Les migrants et la fontaine de Calais
16 novembre 2011 - L’Humanité - La chronique cinéma d’Emile Breton
Qu’ils reposent en révolte, de Sylvain George. France, noir et blanc, 2010, 2 h 33.
D’abord la fontaine. C’est une borne-fontaine urbaine, modèle courant. On la découvre dans le premier quart d’heure du film, au bord d’un canal où des jeunes
gens se baignent. Ils se savonnent, se rincent avec
une bouteille en plastique remplie à son bec. Ils rient
à s’éclabousser. Des vacances ? C’est à croire. Un beau matin de paix, pour des garçons joyeux, et le beffroi, loin derrière le canal, a l’air exotique dans ce Sud retrouvé. On la retrouve, la fontaine, près de deux heures
plus tard dans le film. La nuit est tombée, elle coule
pour rien. Pour personne. De l’autre côté du canal
passe un car de police, avertisseur hurlant. Désolation
d’une nuit qu’on sait froide. Entre ces deux plans,
du jour à la nuit, on en aura beaucoup appris sur
les jeunes baigneurs du canal ou les autres migrants
qui vivent à Calais, dans
la « jungle » de Sangatte, dans l’espoir d’un passage en Grande-Bretagne.
On les aura vus se cacher des patrouilles de police, sinistre jeu de gendarmes et de voleurs dans un parc fait pour les joies du dimanche. Ils ont fait rougir sur la braise des boulons, pour effacer leurs empreintes digitales, chairs brûlées, stries purulentes, doigts rendus monstrueux par cette automutilation qui devrait
les faire échapper aux fichiers tenus à jour. D’autres ont raconté leur vie jusqu’ici, l’Afrique, les déserts traversés, la Méditerranée, ils ont montré les photos d’amis morts en chemin. L’un d’eux a dit, parce qu’il n’est pas
arrivé à se glisser au-dessus des essieux d’un camion pour la Grande-Bretagne : « Et après tout ça, c’est ici que je vais mourir. » Il recommencera demain à guetter le bon camion. Malgré les chiens du port, les rondes de police. En mer passe un ferry-boat, tous ponts allumés.
« E la nave va ». Ce rêve de lumière n’est pas pour eux,
traqués dans l’ombre.
Tout cela on l’a vu, en deux heures trente de film,
et le saccage, ministre à la parade, de leur jungle, étrange camp de tentes et bidonvilles où même
une mosquée de carton avait trouvé sa place.
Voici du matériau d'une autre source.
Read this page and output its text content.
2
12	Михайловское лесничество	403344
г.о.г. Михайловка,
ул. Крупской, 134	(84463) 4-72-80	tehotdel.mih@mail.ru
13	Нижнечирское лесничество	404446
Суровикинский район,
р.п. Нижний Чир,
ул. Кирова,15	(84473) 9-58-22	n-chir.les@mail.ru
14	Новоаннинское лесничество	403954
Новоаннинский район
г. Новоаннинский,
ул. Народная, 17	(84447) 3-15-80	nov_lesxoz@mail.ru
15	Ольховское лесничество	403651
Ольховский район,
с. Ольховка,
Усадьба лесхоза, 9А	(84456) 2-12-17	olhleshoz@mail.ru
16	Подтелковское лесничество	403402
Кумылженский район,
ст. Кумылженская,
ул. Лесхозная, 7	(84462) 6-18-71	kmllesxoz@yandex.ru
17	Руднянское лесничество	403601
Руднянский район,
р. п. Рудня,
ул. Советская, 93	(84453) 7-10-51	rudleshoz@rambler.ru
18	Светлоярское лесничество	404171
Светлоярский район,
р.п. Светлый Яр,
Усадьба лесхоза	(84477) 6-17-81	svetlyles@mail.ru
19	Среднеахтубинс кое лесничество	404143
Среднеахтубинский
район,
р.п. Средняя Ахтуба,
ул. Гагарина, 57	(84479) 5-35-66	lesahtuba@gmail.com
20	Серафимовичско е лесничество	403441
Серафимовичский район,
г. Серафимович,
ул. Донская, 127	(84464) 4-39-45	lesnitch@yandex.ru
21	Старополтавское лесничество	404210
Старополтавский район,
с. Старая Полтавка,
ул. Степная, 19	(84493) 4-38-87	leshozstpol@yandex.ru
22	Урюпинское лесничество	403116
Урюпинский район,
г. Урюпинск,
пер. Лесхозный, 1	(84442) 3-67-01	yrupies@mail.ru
La sauvagerie de cette expulsion, les bulldozers s’acharnant sur les pauvres restes de ce qui fut
lieu de vie. Et l’on a vu, surtout, la fierté de ces hommes, cinq Érythréens chantant la Vierge Marie dans l’exode au désert. Et il est bien évident que ce chant, c’est eux qui l’ont mis en scène pour la caméra. Ils concluent
à l’adresse de celui qui les filmait : « Merci, maintenant nous sommes prêts à tout perdre. » Et ce n’est pas,
loin de là, le seul exemple de partage de l’image,
tant ces hommes rencontrés, jeunes pour la plupart, ont tenu à diriger le portrait qu’ils voulaient laisser d’eux. Ainsi, tout autant qu’eux, le film refuse, repousse la compassion. C’est eux, les héros de ce temps d’abjection, pas le ministre chafouin, épaules rondes, teint blême d’un petit matin qu’on ne peut croire
de conscience inquiète, qui vient parler de dignité
devant les caméras.
Alors, tout cela bien clair, bien entendu, pourquoi avoir parlé d’abord de cette fontaine qui, témoin
de baignades un matin de printemps, finit un soir d’hiver, à Calais, par n’être plus qu’une triste borne abandonnée ? Peut-être parce que c’est elle qui dit que, au-delà de la dénonciation de l’insupportable, Qu’ils reposent en révolte est un film, qui vit, qui respire
à son rythme tout en laissant au spectateur liberté
de le prolonger, de se projeter vers un monde
où les fontaines couleraient pour tous. Ou peut-être parce qu’on a aimé que, d’entrée, ce bonheur de baignade
ait su s’affirmer contre tous les clichés en la matière.